Perché lo stress “aiuta” il cancro: visto per la prima volta come fa a promuovere la diffusione dei tumori
Troppo stress “aiuta” la diffusione del cancro, promuovendo la formazione di strutture appiccicose, simili a trappole extracellulari, che creano un ambiente favorevole alle metastasi. È quando osservato da un team di ricerca americano che ha dimostrato per la prima volta in che modo lo stress cronico provoca la crescita e la diffusione dei tumori.
Studi precedenti avevano già indicato che il disagio emotivo è in grado di influire negativamente sulla memoria, la cognizione e il comportamento, nonché sul funzionamento ottimale del nostro organismo, compresi il sistema cardiovascolare, gastrointestinale e immunitario, aumentando ad esempio il rischio di malattie cardiache e ictus, ma il meccanismo attraverso cui le reazioni emotive avverse, come ansia, stress e depressione favoriscono la diffusione del cancro e riducono l’efficacia delle cure non era ancora stato compreso.
“Lo stress – spiega il team dietro la nuova ricerca, guidata dagli studiosi del Cold Spring Harbor Laboratory (CSHL) di New York – è qualcosa che non possiamo davvero evitare nei pazienti oncologici, per le preoccupazioni dovute alla malattia e quelle di dover affrontare settimane di terapia. È quindi molto importante capire come agisce lo stress sulla diffusione del cancro, per poter sviluppare strategie di prevenzione”.
In che modo lo stress promuove la diffusione del cancro
Per determinare gli effetti dello stress sulla progressione dei tumori, gli studiosi hanno utilizzato modelli murini di cancro, esponendo i topi a uno stress prevedibile e costante, come quello che si verifica dopo una diagnosi di cancro. “Per prima cosa – precisano gli studiosi – abbiamo rimosso i tumori mammari che diffondevano cellule tumorali ai loro polmoni. Successivamente abbiamo esposto i topi allo stress, e ciò che abbiamo osservato è stato scioccante”.
I risultati della sperimentazione, dettagliati in un articolo appena pubblicato sulla rivista scientifica Cancer Cell hanno mostrato “uno spaventoso aumento delle lesioni metastatiche in questi animali – ricorda la ricercatrice Mikala Egeblad, professoressa del Cold Spring Harbor Laboratory (CSHL) e autrice corrispondente dello studio – . Si è verificato un aumento fino a quattro volte delle metastasi”.
Per caratterizzare cosa avesse causato questo aumento, gli studiosi hanno analizzato i tessuti metastatici, scoprendo che alcuni ormoni dello stress, chiamati glucocorticoidi, avevano alterato significativamente il microambiente polmonare, agendo su un tipo di globuli bianchi, i neutrofili. Questi neutrofili “stressati” formavano strutture appiccicose, simili a ragnatele, chiamate trappole extracellulari di neutrofili (NET), delle reti di DNA contenenti proteine dei neutrofili.
“Tali trappole – evidenzia il team – si formano quando i neutrofili espellono il DNA, e normalmente possono difenderci dai microrganismi invasori. Tuttavia, nel cancro, le NET creano un ambiente favorevole alle metastasi”.

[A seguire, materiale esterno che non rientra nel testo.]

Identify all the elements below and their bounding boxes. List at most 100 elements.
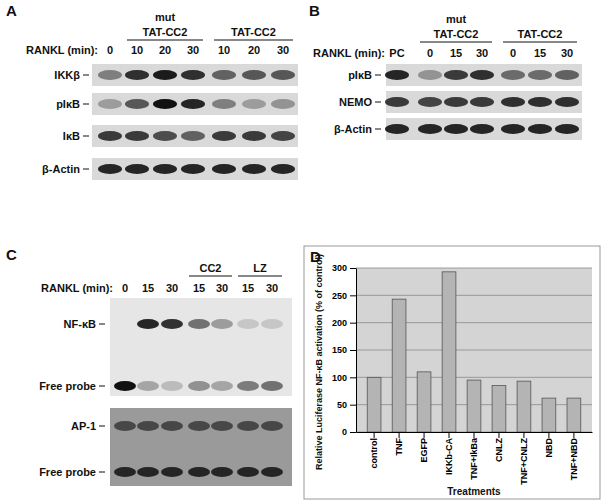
- band: [470, 97, 494, 107]
- group-rule: [503, 42, 577, 43]
- band: [211, 467, 233, 477]
- lane-label: 30: [277, 44, 289, 56]
- tick: TNF: [394, 432, 404, 456]
- lane-label: 10: [131, 44, 143, 56]
- bar: [442, 272, 456, 432]
- blot-strip: [92, 158, 298, 180]
- band: [385, 70, 409, 80]
- band: [188, 421, 210, 431]
- band: [528, 97, 552, 107]
- tick-label: EGFP: [419, 438, 429, 463]
- group-rule: [127, 40, 203, 41]
- grid-line: [356, 322, 592, 323]
- band: [261, 421, 283, 431]
- tick-mark: [350, 350, 356, 351]
- lane-label: 15: [193, 282, 205, 294]
- group-rule: [189, 276, 232, 277]
- band: [212, 131, 236, 141]
- band: [98, 131, 122, 141]
- row-tick: [99, 426, 105, 427]
- row-tick: [83, 75, 89, 76]
- row-label: pIκB: [56, 98, 80, 110]
- band: [153, 131, 177, 141]
- lane-label: 30: [561, 47, 573, 59]
- row-label: pIκB: [348, 69, 372, 81]
- tick: NBD: [544, 432, 554, 458]
- tick-label: TNF+IkBa: [469, 437, 479, 480]
- band: [237, 421, 259, 431]
- blot-strip: [386, 118, 582, 140]
- tick-mark: [350, 295, 356, 296]
- tick: TNF+NBD: [569, 432, 579, 480]
- group-label: mut: [155, 11, 176, 23]
- row-label: IKKβ: [54, 69, 80, 81]
- lane-title: RANKL (min):: [41, 282, 113, 294]
- lane-title: RANKL (min):: [313, 47, 385, 59]
- tick-label: TNF+NBD: [569, 438, 579, 481]
- row-tick: [375, 75, 381, 76]
- tick-mark: [523, 432, 524, 438]
- band: [242, 99, 266, 109]
- band: [271, 70, 295, 80]
- band: [125, 131, 149, 141]
- lane-label: 15: [450, 47, 462, 59]
- row-label: β-Actin: [42, 163, 80, 175]
- blot-strip: [386, 91, 582, 113]
- lane-label: 15: [142, 282, 154, 294]
- row-tick: [83, 104, 89, 105]
- band: [114, 467, 136, 477]
- axis-line: [356, 269, 357, 433]
- band: [444, 124, 468, 134]
- group-label: TAT-CC2: [143, 26, 188, 38]
- band: [555, 97, 579, 107]
- tick: 200: [332, 318, 356, 328]
- band: [385, 97, 409, 107]
- panel: BmutTAT-CC2TAT-CC2RANKL (min):PC01530015…: [309, 2, 582, 140]
- tick: 250: [332, 291, 356, 301]
- band: [98, 164, 122, 174]
- band: [125, 164, 149, 174]
- band: [444, 70, 468, 80]
- band: [153, 99, 177, 109]
- lane-title: RANKL (min):: [26, 44, 98, 56]
- panel: CCC2LZRANKL (min):0153015301530NF-κBFree…: [6, 246, 292, 486]
- axis-title: Treatments: [447, 486, 501, 497]
- tick-label: 300: [332, 263, 347, 273]
- blot-strip: [92, 64, 298, 86]
- band: [444, 97, 468, 107]
- row-tick: [99, 472, 105, 473]
- band: [271, 99, 295, 109]
- band: [261, 319, 283, 329]
- band: [501, 97, 525, 107]
- band: [528, 70, 552, 80]
- panel-label: A: [6, 2, 17, 19]
- grid-line: [356, 350, 592, 351]
- band: [242, 131, 266, 141]
- band: [153, 70, 177, 80]
- band: [188, 319, 210, 329]
- tick-label: 200: [332, 318, 347, 328]
- lane-label: 20: [248, 44, 260, 56]
- band: [271, 164, 295, 174]
- tick: 100: [332, 373, 356, 383]
- band: [181, 99, 205, 109]
- bar: [392, 299, 406, 432]
- tick-mark: [573, 432, 574, 438]
- tick: CNLZ: [494, 432, 504, 462]
- tick: IKKb-CA: [444, 432, 454, 475]
- band: [153, 164, 177, 174]
- row-tick: [83, 136, 89, 137]
- band: [212, 99, 236, 109]
- bar: [467, 380, 481, 432]
- band: [161, 421, 183, 431]
- blot-strip: [386, 64, 582, 86]
- band: [261, 467, 283, 477]
- band: [181, 131, 205, 141]
- lane-label: PC: [389, 47, 404, 59]
- panel-label: B: [309, 2, 320, 19]
- band: [385, 124, 409, 134]
- row-label: IκB: [63, 130, 80, 142]
- tick: TNF+IkBa: [469, 432, 479, 480]
- tick: TNF+CNLZ: [519, 432, 529, 485]
- lane-label: 10: [218, 44, 230, 56]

Per confermare che lo stress innesca la formazione di NET, portando ad un aumento delle metastasi, i ricercatori hanno quindi eseguito tre test. Innanzitutto, hanno rimosso i neutrofili dai topi utilizzando anticorpi. Successivamente, hanno iniettato negli animali un enzima che distrugge le NET (DNasi I) e, infine, hanno utilizzato topi i cui neutrofili non potevano rispondere ai glucocorticoidi. Ciascun test ha dato risultati simili, mostrando che i topi così trattati e poi esposti allo stress non sviluppavano più metastasi.
In particolare, il team ha scoperto che lo stress cronico ha causato la formazione di NET, modificando il tessuto polmonare anche nei topi senza cancro. “Sembra quasi che lo stress predisponga i tessuti a sviluppare i tumori” fa notare la professoressa Egeblad che, insieme alla professoressa Linda Van Aelst del CSHL e co-autrice dello studio, ha evidenziato una chiara implicazione. “La riduzione dello stress dovrebbe essere una componente del trattamento e della prevenzione del cancro” osserva Van Aelst.
Il team ha inoltre ipotizzato che lo sviluppo di farmaci in grado di prevenire la formazione di NET possano apportare benefici ai pazienti in cui il cancro non è ancora metastatizzato. “Tali nuovi trattamenti – hanno concluso gli studiosi – potrebbero rallentare o arrestare la diffusione del cancro, offrendo un aiuto tanto necessario”.